In their desperate quest for perfection, the Beijing authorities have instead left themselves open to ridicule.
There are other signs that de Coubertin’s much-quoted ideal does not have a Chinese equivalent. Or perhaps the message has been lost in translation.
We discover that the Chinese judges at the double trap final yesterday caved in to crowd pressure and awarded points to the Chinese shooter, Hu Binyuan, when he clearly missed his clay targets on three occasions — or so claimed Australian shooter Russell Mark, who was competing in the same event. Thanks to the judges’ generosity, Binyuan took home a bronze medal, when he should have finished fourth or fifth.
There are echoes here of the infamous middleweight final at the Seoul Olympics in 1988 between Park Si-hun, a local hero, and Roy Jones Jr, the brilliant young American who went on to become one of the sport’s greats. In the final, Jones gave a boxing masterclass, recording 86 hits — against Park’s 32 — yet it was the Korean’s hand that was raised after the final bell in a decision that has been described as the worst in the history of amateur boxing.

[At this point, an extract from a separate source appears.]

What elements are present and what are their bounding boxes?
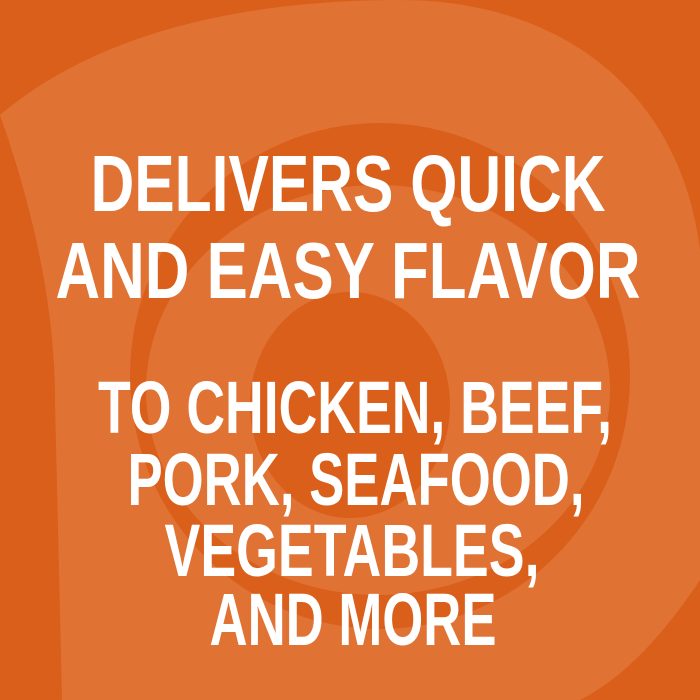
subheading text: VEGETABLES, [164, 509, 540, 592]
subheading text [98, 366, 612, 661]
subheading text: AND MORE [210, 578, 496, 661]
heading [56, 139, 640, 315]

Before that, at the Moscow Games in 1980, there were allegations that giant doors at the end of the main stadium were opened when Russian throwers were about to hurl their javelins. The ensuing gusts of wind were said to carry the javelins several metres further. The Russians, led by Dainis Kula, won gold, silver and narrowly missed out on bronze in the men’s event.

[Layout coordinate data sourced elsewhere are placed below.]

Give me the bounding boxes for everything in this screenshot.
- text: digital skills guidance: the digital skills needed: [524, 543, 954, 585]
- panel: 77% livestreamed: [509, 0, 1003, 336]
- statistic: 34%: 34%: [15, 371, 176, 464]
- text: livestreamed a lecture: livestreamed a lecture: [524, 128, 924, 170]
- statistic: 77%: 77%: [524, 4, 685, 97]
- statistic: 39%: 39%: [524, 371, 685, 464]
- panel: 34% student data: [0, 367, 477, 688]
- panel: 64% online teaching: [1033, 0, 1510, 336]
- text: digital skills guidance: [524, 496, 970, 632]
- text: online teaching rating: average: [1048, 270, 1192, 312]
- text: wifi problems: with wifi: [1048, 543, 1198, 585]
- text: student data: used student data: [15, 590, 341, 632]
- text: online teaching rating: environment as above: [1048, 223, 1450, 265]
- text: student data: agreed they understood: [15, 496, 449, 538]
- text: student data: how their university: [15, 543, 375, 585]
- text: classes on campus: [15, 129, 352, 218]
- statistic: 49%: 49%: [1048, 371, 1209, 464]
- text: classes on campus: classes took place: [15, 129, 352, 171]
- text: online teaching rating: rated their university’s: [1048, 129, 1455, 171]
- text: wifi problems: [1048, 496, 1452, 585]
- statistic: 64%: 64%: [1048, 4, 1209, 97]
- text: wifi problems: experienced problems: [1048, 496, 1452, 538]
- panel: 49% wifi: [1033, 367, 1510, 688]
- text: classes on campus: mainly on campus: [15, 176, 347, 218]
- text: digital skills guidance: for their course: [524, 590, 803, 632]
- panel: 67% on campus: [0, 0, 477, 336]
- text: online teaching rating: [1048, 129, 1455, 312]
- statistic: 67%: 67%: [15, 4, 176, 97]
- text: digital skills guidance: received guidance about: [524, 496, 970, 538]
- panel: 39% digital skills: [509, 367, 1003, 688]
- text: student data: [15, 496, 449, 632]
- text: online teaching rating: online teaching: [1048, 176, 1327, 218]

So the message is clear: once politburos and politicians get involved in Olympic Games, look out. Things are never going to turn out well.
To add to those glitches, there is the issue of those empty seats at the swimming which have supposedly been reserved for corporates. But the corporates are up in the dining room gnawing on their Peking duck and showing scant interest in all that flailing going on down in the pool. As a result, the parents of international swimmers are locked outside and reduced to watching the action on television, or begging for tickets.

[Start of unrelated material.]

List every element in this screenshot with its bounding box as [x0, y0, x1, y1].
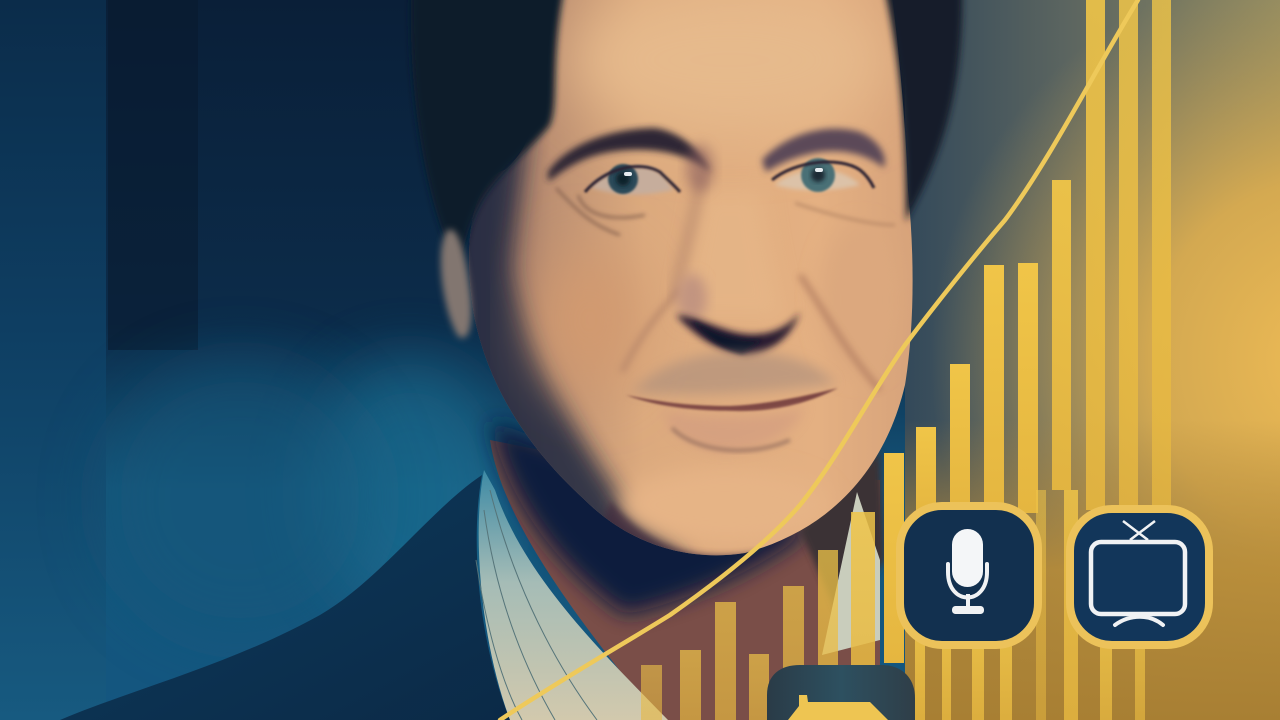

Tight security is one thing; complete overkill is another. And, on that theme, did we really need to see members of the People’s Liberation Army goose-stepping their way through a section of the opening ceremony?
So here’s a message to the Chinese authorities — on a website which is bound to feature on their international blacklist, along with the BBC, CNN and the Free Tibet homepage — chill out, get a life and don’t be such tragic wannabes.
As Confucius might have said: Better to compete honestly and finish fourth, than cheat and win. Then you look like complete prat.